Gevatter Tod, wer ist das eigentlich? Zunächst einmal eine Märchengestalt. Die Gebrüder Grimm, bekannt für viele blutrünstige Geschichten und verantwortlich für viele Kinderängste, haben ihn erfunden. Ein armer, verzweifelter Mann - so geht die Geschichte - sucht für sein dreizehntes Kind einen Gevatter (Taufpaten). Den lieben Gott weist er ab („du gibst den Reichen und lässt den Armen hungern“), ebenso den Teufel („du betrügst und verführst die Menschen“), der Tod ist ihm willkommen, dem sind alle gleich. Der Patensohn bekommt Heilkräfte, der Gevatter zeigt ihm, wer leben und wer sterben wird. Als der Patensohn den Tod austricksen will, findet der das gar nicht lustig.

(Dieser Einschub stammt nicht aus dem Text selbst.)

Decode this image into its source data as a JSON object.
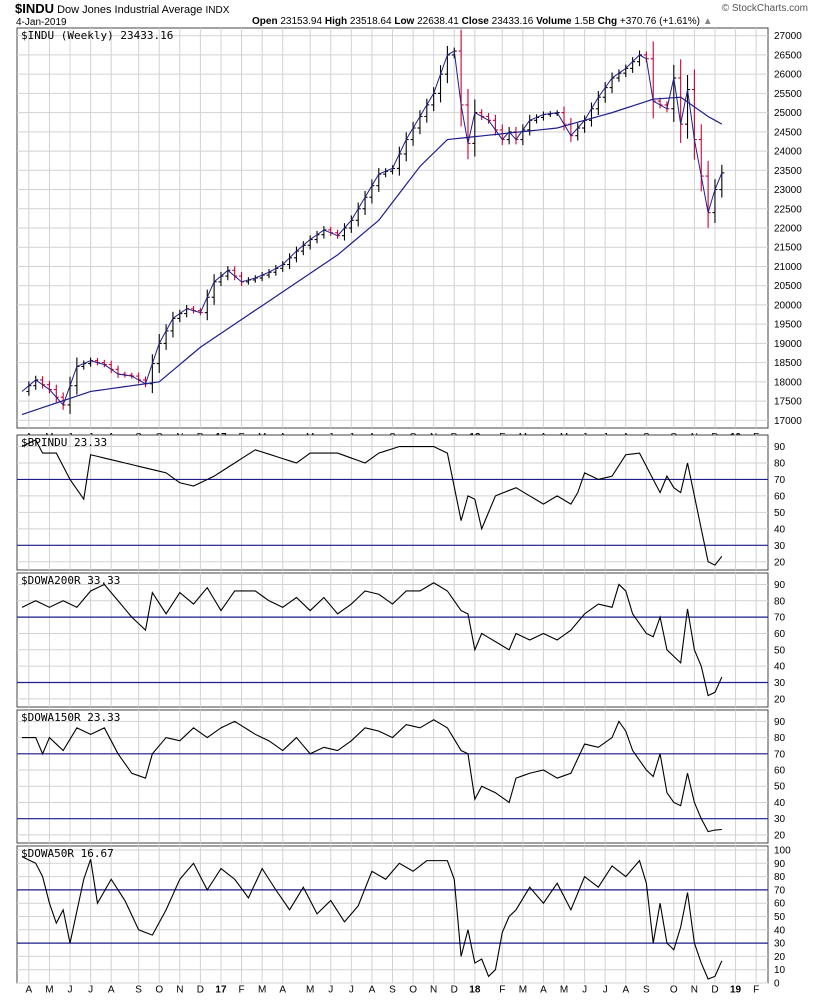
{
  "header": {
    "symbol": "$INDU",
    "name": "Dow Jones Industrial Average",
    "exchange": "INDX",
    "date": "4-Jan-2019",
    "brand": "© StockCharts.com",
    "open_label": "Open",
    "open": "23153.94",
    "high_label": "High",
    "high": "23518.64",
    "low_label": "Low",
    "low": "22638.41",
    "close_label": "Close",
    "close": "23433.16",
    "volume_label": "Volume",
    "volume": "1.5B",
    "chg_label": "Chg",
    "chg": "+370.76 (+1.61%)"
  },
  "colors": {
    "price_up": "#000000",
    "price_down": "#cc0033",
    "ma": "#1e1e8c",
    "grid": "#d2d2d2",
    "hline": "#1e1e8c",
    "line": "#000000"
  },
  "chart_data": [
    {
      "type": "line",
      "title": "$INDU (Weekly) 23433.16",
      "ylim": [
        16800,
        27200
      ],
      "yticks": [
        17000,
        17500,
        18000,
        18500,
        19000,
        19500,
        20000,
        20500,
        21000,
        21500,
        22000,
        22500,
        23000,
        23500,
        24000,
        24500,
        25000,
        25500,
        26000,
        26500,
        27000
      ],
      "x_labels": [
        "A",
        "M",
        "J",
        "J",
        "A",
        "S",
        "O",
        "N",
        "D",
        "17",
        "F",
        "M",
        "A",
        "M",
        "J",
        "J",
        "A",
        "S",
        "O",
        "N",
        "D",
        "18",
        "F",
        "M",
        "A",
        "M",
        "J",
        "J",
        "A",
        "S",
        "O",
        "N",
        "D",
        "19",
        "F"
      ],
      "close_anchors": [
        [
          0,
          17750
        ],
        [
          2,
          18050
        ],
        [
          4,
          17800
        ],
        [
          6,
          17400
        ],
        [
          8,
          18400
        ],
        [
          10,
          18550
        ],
        [
          12,
          18450
        ],
        [
          14,
          18200
        ],
        [
          16,
          18150
        ],
        [
          18,
          17950
        ],
        [
          20,
          19000
        ],
        [
          22,
          19650
        ],
        [
          24,
          19900
        ],
        [
          26,
          19800
        ],
        [
          28,
          20600
        ],
        [
          30,
          20900
        ],
        [
          32,
          20600
        ],
        [
          34,
          20700
        ],
        [
          36,
          20850
        ],
        [
          38,
          21050
        ],
        [
          40,
          21400
        ],
        [
          42,
          21700
        ],
        [
          44,
          21950
        ],
        [
          46,
          21800
        ],
        [
          48,
          22200
        ],
        [
          50,
          22800
        ],
        [
          52,
          23400
        ],
        [
          54,
          23550
        ],
        [
          56,
          24300
        ],
        [
          58,
          24900
        ],
        [
          60,
          25500
        ],
        [
          62,
          26500
        ],
        [
          63,
          26600
        ],
        [
          64,
          25200
        ],
        [
          65,
          24200
        ],
        [
          66,
          25000
        ],
        [
          68,
          24800
        ],
        [
          70,
          24300
        ],
        [
          71,
          24500
        ],
        [
          72,
          24300
        ],
        [
          74,
          24800
        ],
        [
          76,
          24950
        ],
        [
          78,
          25000
        ],
        [
          80,
          24400
        ],
        [
          82,
          24800
        ],
        [
          84,
          25400
        ],
        [
          86,
          25900
        ],
        [
          88,
          26150
        ],
        [
          90,
          26500
        ],
        [
          91,
          26400
        ],
        [
          92,
          25300
        ],
        [
          94,
          25100
        ],
        [
          95,
          25900
        ],
        [
          96,
          24700
        ],
        [
          97,
          25600
        ],
        [
          98,
          24300
        ],
        [
          100,
          22400
        ],
        [
          101,
          23000
        ],
        [
          102,
          23433
        ]
      ],
      "ma_anchors": [
        [
          0,
          17150
        ],
        [
          10,
          17750
        ],
        [
          20,
          18000
        ],
        [
          26,
          18900
        ],
        [
          36,
          20100
        ],
        [
          46,
          21300
        ],
        [
          52,
          22200
        ],
        [
          58,
          23600
        ],
        [
          62,
          24300
        ],
        [
          70,
          24450
        ],
        [
          78,
          24600
        ],
        [
          86,
          25000
        ],
        [
          92,
          25350
        ],
        [
          96,
          25400
        ],
        [
          100,
          24900
        ],
        [
          102,
          24700
        ]
      ]
    },
    {
      "type": "line",
      "title": "$BPINDU 23.33",
      "ylim": [
        15,
        97
      ],
      "yticks": [
        20,
        30,
        40,
        50,
        60,
        70,
        80,
        90
      ],
      "hlines": [
        70,
        30
      ],
      "anchors": [
        [
          0,
          90
        ],
        [
          2,
          94
        ],
        [
          3,
          86
        ],
        [
          5,
          86
        ],
        [
          7,
          70
        ],
        [
          9,
          58
        ],
        [
          10,
          85
        ],
        [
          13,
          82
        ],
        [
          19,
          76
        ],
        [
          21,
          74
        ],
        [
          23,
          68
        ],
        [
          25,
          66
        ],
        [
          28,
          72
        ],
        [
          31,
          80
        ],
        [
          34,
          88
        ],
        [
          40,
          80
        ],
        [
          42,
          86
        ],
        [
          46,
          86
        ],
        [
          50,
          80
        ],
        [
          52,
          86
        ],
        [
          55,
          90
        ],
        [
          60,
          90
        ],
        [
          62,
          86
        ],
        [
          64,
          45
        ],
        [
          65,
          60
        ],
        [
          66,
          58
        ],
        [
          67,
          40
        ],
        [
          69,
          60
        ],
        [
          72,
          65
        ],
        [
          74,
          60
        ],
        [
          76,
          55
        ],
        [
          78,
          60
        ],
        [
          80,
          55
        ],
        [
          81,
          62
        ],
        [
          82,
          74
        ],
        [
          84,
          70
        ],
        [
          86,
          72
        ],
        [
          88,
          85
        ],
        [
          90,
          86
        ],
        [
          91,
          78
        ],
        [
          92,
          70
        ],
        [
          93,
          62
        ],
        [
          94,
          72
        ],
        [
          95,
          65
        ],
        [
          96,
          62
        ],
        [
          97,
          80
        ],
        [
          98,
          60
        ],
        [
          99,
          40
        ],
        [
          100,
          20
        ],
        [
          101,
          18
        ],
        [
          102,
          23.33
        ]
      ]
    },
    {
      "type": "line",
      "title": "$DOWA200R 33.33",
      "ylim": [
        15,
        97
      ],
      "yticks": [
        20,
        30,
        40,
        50,
        60,
        70,
        80,
        90
      ],
      "hlines": [
        70,
        30
      ],
      "anchors": [
        [
          0,
          76
        ],
        [
          2,
          80
        ],
        [
          4,
          76
        ],
        [
          6,
          80
        ],
        [
          8,
          76
        ],
        [
          10,
          86
        ],
        [
          12,
          90
        ],
        [
          14,
          80
        ],
        [
          16,
          70
        ],
        [
          18,
          62
        ],
        [
          19,
          85
        ],
        [
          21,
          72
        ],
        [
          23,
          85
        ],
        [
          25,
          78
        ],
        [
          27,
          88
        ],
        [
          29,
          74
        ],
        [
          31,
          86
        ],
        [
          34,
          86
        ],
        [
          36,
          80
        ],
        [
          38,
          76
        ],
        [
          40,
          82
        ],
        [
          42,
          74
        ],
        [
          44,
          82
        ],
        [
          46,
          72
        ],
        [
          48,
          78
        ],
        [
          50,
          86
        ],
        [
          52,
          84
        ],
        [
          54,
          78
        ],
        [
          56,
          86
        ],
        [
          58,
          86
        ],
        [
          60,
          91
        ],
        [
          62,
          86
        ],
        [
          64,
          74
        ],
        [
          65,
          72
        ],
        [
          66,
          50
        ],
        [
          67,
          60
        ],
        [
          69,
          55
        ],
        [
          71,
          50
        ],
        [
          72,
          60
        ],
        [
          74,
          56
        ],
        [
          76,
          60
        ],
        [
          78,
          56
        ],
        [
          80,
          62
        ],
        [
          82,
          72
        ],
        [
          84,
          78
        ],
        [
          86,
          76
        ],
        [
          87,
          90
        ],
        [
          88,
          86
        ],
        [
          89,
          72
        ],
        [
          90,
          66
        ],
        [
          91,
          60
        ],
        [
          92,
          58
        ],
        [
          93,
          70
        ],
        [
          94,
          50
        ],
        [
          95,
          46
        ],
        [
          96,
          42
        ],
        [
          97,
          75
        ],
        [
          98,
          50
        ],
        [
          99,
          40
        ],
        [
          100,
          22
        ],
        [
          101,
          24
        ],
        [
          102,
          33.33
        ]
      ]
    },
    {
      "type": "line",
      "title": "$DOWA150R 23.33",
      "ylim": [
        15,
        97
      ],
      "yticks": [
        20,
        30,
        40,
        50,
        60,
        70,
        80,
        90
      ],
      "hlines": [
        70,
        30
      ],
      "anchors": [
        [
          0,
          80
        ],
        [
          2,
          80
        ],
        [
          3,
          70
        ],
        [
          4,
          80
        ],
        [
          6,
          72
        ],
        [
          8,
          86
        ],
        [
          10,
          82
        ],
        [
          12,
          86
        ],
        [
          14,
          70
        ],
        [
          16,
          58
        ],
        [
          18,
          55
        ],
        [
          19,
          70
        ],
        [
          21,
          80
        ],
        [
          23,
          78
        ],
        [
          25,
          86
        ],
        [
          27,
          80
        ],
        [
          29,
          86
        ],
        [
          31,
          90
        ],
        [
          34,
          82
        ],
        [
          36,
          78
        ],
        [
          38,
          72
        ],
        [
          40,
          80
        ],
        [
          42,
          70
        ],
        [
          44,
          74
        ],
        [
          46,
          72
        ],
        [
          48,
          78
        ],
        [
          50,
          86
        ],
        [
          52,
          84
        ],
        [
          54,
          80
        ],
        [
          56,
          88
        ],
        [
          58,
          86
        ],
        [
          60,
          91
        ],
        [
          62,
          86
        ],
        [
          64,
          72
        ],
        [
          65,
          70
        ],
        [
          66,
          42
        ],
        [
          67,
          50
        ],
        [
          69,
          46
        ],
        [
          71,
          40
        ],
        [
          72,
          55
        ],
        [
          74,
          58
        ],
        [
          76,
          60
        ],
        [
          78,
          55
        ],
        [
          80,
          58
        ],
        [
          82,
          76
        ],
        [
          84,
          74
        ],
        [
          86,
          80
        ],
        [
          87,
          90
        ],
        [
          88,
          84
        ],
        [
          89,
          72
        ],
        [
          90,
          66
        ],
        [
          91,
          60
        ],
        [
          92,
          56
        ],
        [
          93,
          70
        ],
        [
          94,
          46
        ],
        [
          95,
          40
        ],
        [
          96,
          38
        ],
        [
          97,
          58
        ],
        [
          98,
          40
        ],
        [
          99,
          30
        ],
        [
          100,
          22
        ],
        [
          101,
          23
        ],
        [
          102,
          23.33
        ]
      ]
    },
    {
      "type": "line",
      "title": "$DOWA50R 16.67",
      "ylim": [
        0,
        103
      ],
      "yticks": [
        0,
        10,
        20,
        30,
        40,
        50,
        60,
        70,
        80,
        90,
        100
      ],
      "hlines": [
        70,
        30
      ],
      "anchors": [
        [
          0,
          95
        ],
        [
          2,
          90
        ],
        [
          3,
          80
        ],
        [
          4,
          60
        ],
        [
          5,
          45
        ],
        [
          6,
          55
        ],
        [
          7,
          30
        ],
        [
          9,
          78
        ],
        [
          10,
          93
        ],
        [
          11,
          60
        ],
        [
          13,
          78
        ],
        [
          15,
          62
        ],
        [
          17,
          40
        ],
        [
          19,
          36
        ],
        [
          21,
          55
        ],
        [
          23,
          78
        ],
        [
          25,
          90
        ],
        [
          27,
          70
        ],
        [
          29,
          86
        ],
        [
          31,
          78
        ],
        [
          33,
          64
        ],
        [
          35,
          86
        ],
        [
          37,
          70
        ],
        [
          39,
          55
        ],
        [
          41,
          72
        ],
        [
          43,
          52
        ],
        [
          45,
          62
        ],
        [
          47,
          46
        ],
        [
          49,
          58
        ],
        [
          51,
          84
        ],
        [
          53,
          78
        ],
        [
          55,
          90
        ],
        [
          57,
          84
        ],
        [
          59,
          92
        ],
        [
          62,
          92
        ],
        [
          63,
          78
        ],
        [
          64,
          20
        ],
        [
          65,
          40
        ],
        [
          66,
          15
        ],
        [
          67,
          18
        ],
        [
          68,
          5
        ],
        [
          69,
          10
        ],
        [
          70,
          38
        ],
        [
          71,
          50
        ],
        [
          72,
          55
        ],
        [
          74,
          72
        ],
        [
          76,
          60
        ],
        [
          78,
          75
        ],
        [
          80,
          55
        ],
        [
          82,
          80
        ],
        [
          84,
          72
        ],
        [
          86,
          88
        ],
        [
          88,
          80
        ],
        [
          90,
          92
        ],
        [
          91,
          75
        ],
        [
          92,
          30
        ],
        [
          93,
          60
        ],
        [
          94,
          30
        ],
        [
          95,
          25
        ],
        [
          96,
          42
        ],
        [
          97,
          68
        ],
        [
          98,
          30
        ],
        [
          99,
          15
        ],
        [
          100,
          3
        ],
        [
          101,
          5
        ],
        [
          102,
          16.67
        ]
      ]
    }
  ]
}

Wer jetzt denkt, er könne das Märchenbuch einfach zuklappen und Gevatter Tod könne ihm nicht mehr entweichen, hat sich geirrt. Denn Gevatter Tod ist nicht nur eine Märchengestalt, sondern gilt als die Personifizierung des Todes. Er ist, was die Endlichkeit des Menschen angeht, leidenschaftslos. Er ist auch zeitlos, geht durch die Jahrhunderte und tritt unter unterschiedlichen Namen auf. In unserem Kulturkreis ist er unter seinen Namen Knochenmann, Sensenmann, Schnitter oder Freund Hein. "Hein" ist wie "Heinz" eine Kurzform von "Heinrich", einem früher sehr häufigen Vornamen. Er ist zu einer Art Gattungsname für jeden und jede geworden. Du bist Hein, ich bin Hein, sterblich sein ist Hein.

Sterblich wie wir Menschen sind, geht jeder mit ihm irgendwann auf die Reise. Da ist es doch ganz gut, schon zu Lebzeiten mal die Bekanntschaft zu machen und die Beziehung etwas zu pflegen. Wenn es dann soweit ist, kann man dann einen alten Bekannten begrüßen, mit dem man vertrauensvoll die Reise antreten kann. Mit einem Freund geht man doch lieber auf Reisen, als mit einem unbekannten Fremden. Die letzten Worte sind dann vielleicht: “Du bist doch der Hein. Ich gehe gerne mit dir heim.”